Investigation of Electrode Losses in All-Vanadium Redox Flow Batteries with an Interdigitated Flow Field

Sunday, 1 October 2017: 10:30
Maryland D (Gaylord National Resort and Convention Center)
S. Tsushima, K. Yamamoto, and T. Suzuki (Osaka University)
Redox flow batteries (RFBs) are one of the strong candidates for large-scale energy storage needed for effective use of solar and wind energy [1]. A redox couple in association with vanadium ions has been utilized for industrial applications and further improvement of cell performance that can lead to reduction of the system cost is of great importance for market penetration. Recently, cell performance has been drastically improved by replacing conventional thick carbon felt electrodes with thin carbon paper electrodes [2-4]. Heat and/or acid treatments applied to carbon electrode materials has been also demonstrated to improve reaction kinetics in all vanadium redox flow batteries (VRFBs) [2-4]. To develop carbon electrodes with higher catalytic activity for VRFB application, clarifying reaction kinetics [5], as well as performance limiting electrode under cell operation are strongly needed. Agar et al. utilized an asymmetric configuration to identify performance limiting electrode and showed the negative electrode limit the cell performance in VRFBs [3]. Aaron et al. applied a dynamic hydrogen reference electrode to an operating VRFB and found larger kinetic polarization at the negative electrode [6]. In these literature, cell polarization at high current density conditions was not fully examined.

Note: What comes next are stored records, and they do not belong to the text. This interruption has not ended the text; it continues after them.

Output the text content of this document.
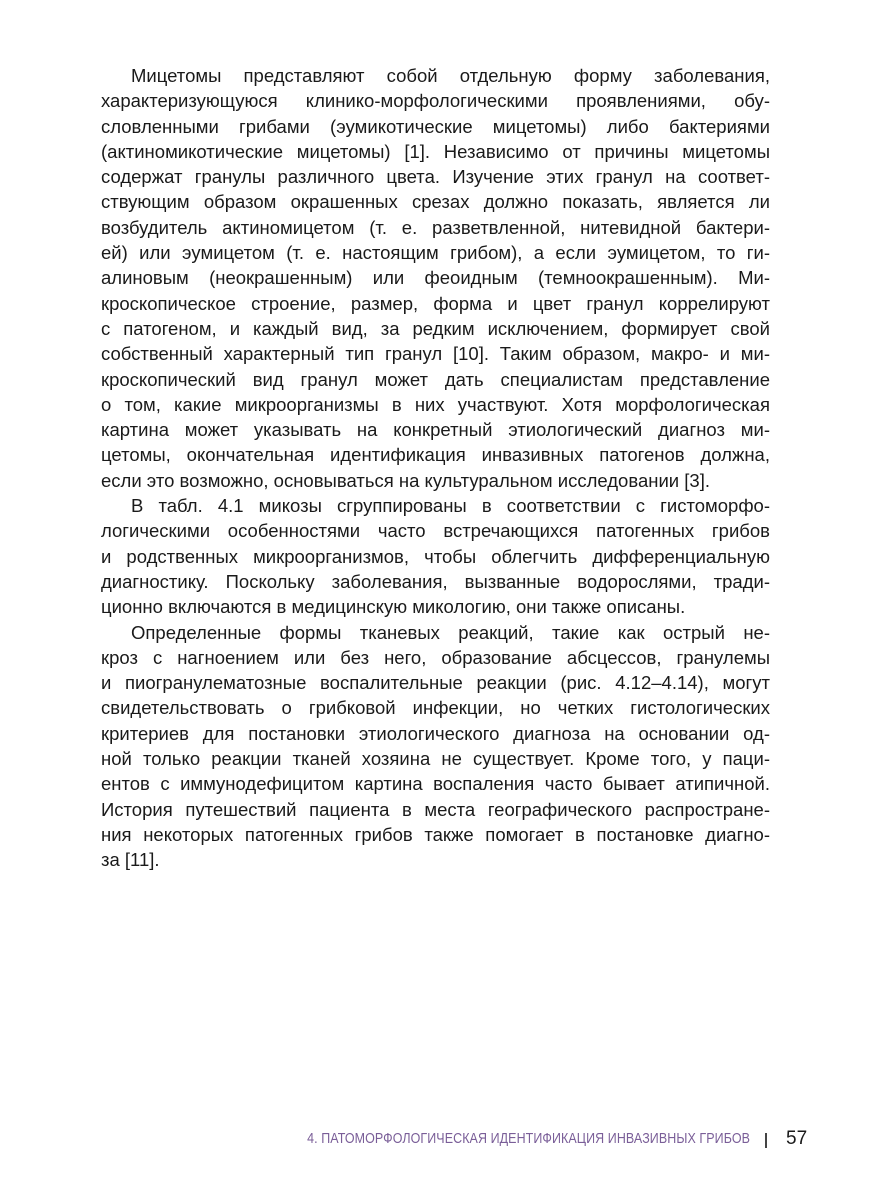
Мицетомы представляют собой отдельную форму заболевания,
характеризующуюся клинико-морфологическими проявлениями, обу-
словленными грибами (эумикотические мицетомы) либо бактериями
(актиномикотические мицетомы) [1]. Независимо от причины мицетомы
содержат гранулы различного цвета. Изучение этих гранул на соответ-
ствующим образом окрашенных срезах должно показать, является ли
возбудитель актиномицетом (т. е. разветвленной, нитевидной бактери-
ей) или эумицетом (т. е. настоящим грибом), а если эумицетом, то ги-
алиновым (неокрашенным) или феоидным (темноокрашенным). Ми-
кроскопическое строение, размер, форма и цвет гранул коррелируют
с патогеном, и каждый вид, за редким исключением, формирует свой
собственный характерный тип гранул [10]. Таким образом, макро- и ми-
кроскопический вид гранул может дать специалистам представление
о том, какие микроорганизмы в них участвуют. Хотя морфологическая
картина может указывать на конкретный этиологический диагноз ми-
цетомы, окончательная идентификация инвазивных патогенов должна,
если это возможно, основываться на культуральном исследовании [3].
В табл. 4.1 микозы сгруппированы в соответствии с гистоморфо-
логическими особенностями часто встречающихся патогенных грибов
и родственных микроорганизмов, чтобы облегчить дифференциальную
диагностику. Поскольку заболевания, вызванные водорослями, тради-
ционно включаются в медицинскую микологию, они также описаны.
Определенные формы тканевых реакций, такие как острый не-
кроз с нагноением или без него, образование абсцессов, гранулемы
и пиогранулематозные воспалительные реакции (рис. 4.12–4.14), могут
свидетельствовать о грибковой инфекции, но четких гистологических
критериев для постановки этиологического диагноза на основании од-
ной только реакции тканей хозяина не существует. Кроме того, у паци-
ентов с иммунодефицитом картина воспаления часто бывает атипичной.
История путешествий пациента в места географического распростране-
ния некоторых патогенных грибов также помогает в постановке диагно-
за [11].
4. ПАТОМОРФОЛОГИЧЕСКАЯ ИДЕНТИФИКАЦИЯ ИНВАЗИВНЫХ ГРИБОВ 57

In this study, we examined cell polarization of a VRFB with an interdigitated flow filed that was applied to achieve high current density operation [7]. We investigated electrode losses in the VRFB cell operated up to 1A/cm2by using a dynamic hydrogen reference electrode inserted into the cell [6].

We used heat-treated and untreated (as-received) carbon porous materials. Heat treatment to the electrodes was performed in the air or nitrogen atmosphere. Figure 1 shows IR-free overpotentials assigned to the negative (Fig.1(a)) and the positive (Fig.1(b)) electrodes, respectively. As reported in the literature [3,6], the negative electrode showed slow kinetics, but was intensively improved by heat treatment in the air. This suggests that catalytic activity of the electrode was enhanced by oxygen-enriched functional groups that also causes better wettability of the electrolyte. This was also supported by X-ray photoelectron spectroscopy we performed to the electrodes.

On the other hand, the positive electrode showed less performance gain especially in low current density condition, suggesting that reaction kinetics in the positive electrode is faster. In high current density operation, heat treatment both in the air and in the nitrogen improved cell performance and this can be attributed to concentration overpotential. In the positive electrode, vanadium-ion (VO2+) concentration adjacent to the electrode surface should decrease due to vanadium consumption and water production in high current density operation during the discharge. This gave rise to concentration overpotentials in the untreated electrode. But, by applying heat to the electrodes, an electrochemical surface area increased due to shrinkage of polymer binders impregnated in the untreated electrode, effectively suppressing concentration overpotentials.


This research was supported by Japan Science and Technology Agency (JST), Precursory Research for Embryonic Science and Technology (PRESTO), Grant No. JPMJPR12C6.


[1] Nguyen, T. V. et al., Electrochem. Soc. Interface, 19, (2010), 54. [2] Liu, Q. et al., J. Electrochem. Soc., 159(8), (2012), A1246. [3] Agar, E. et al., J. Power Sources, 225, (2013), 89. [4] Manahan, M. P. et al., J. Power Sources, 222, (2013), 498. [5] Maruyama, J. et al., J. Electrochem. Soc., 160(8), (2013), A1293. [6] Sun, C-N. et al., ECS Electrochemistry Lett., 2(5), (2013), A43. [7] Tsushima, S. et al., Proc. the 15th Int. Heat Trans. Conf., (2014), IHTC15-9326.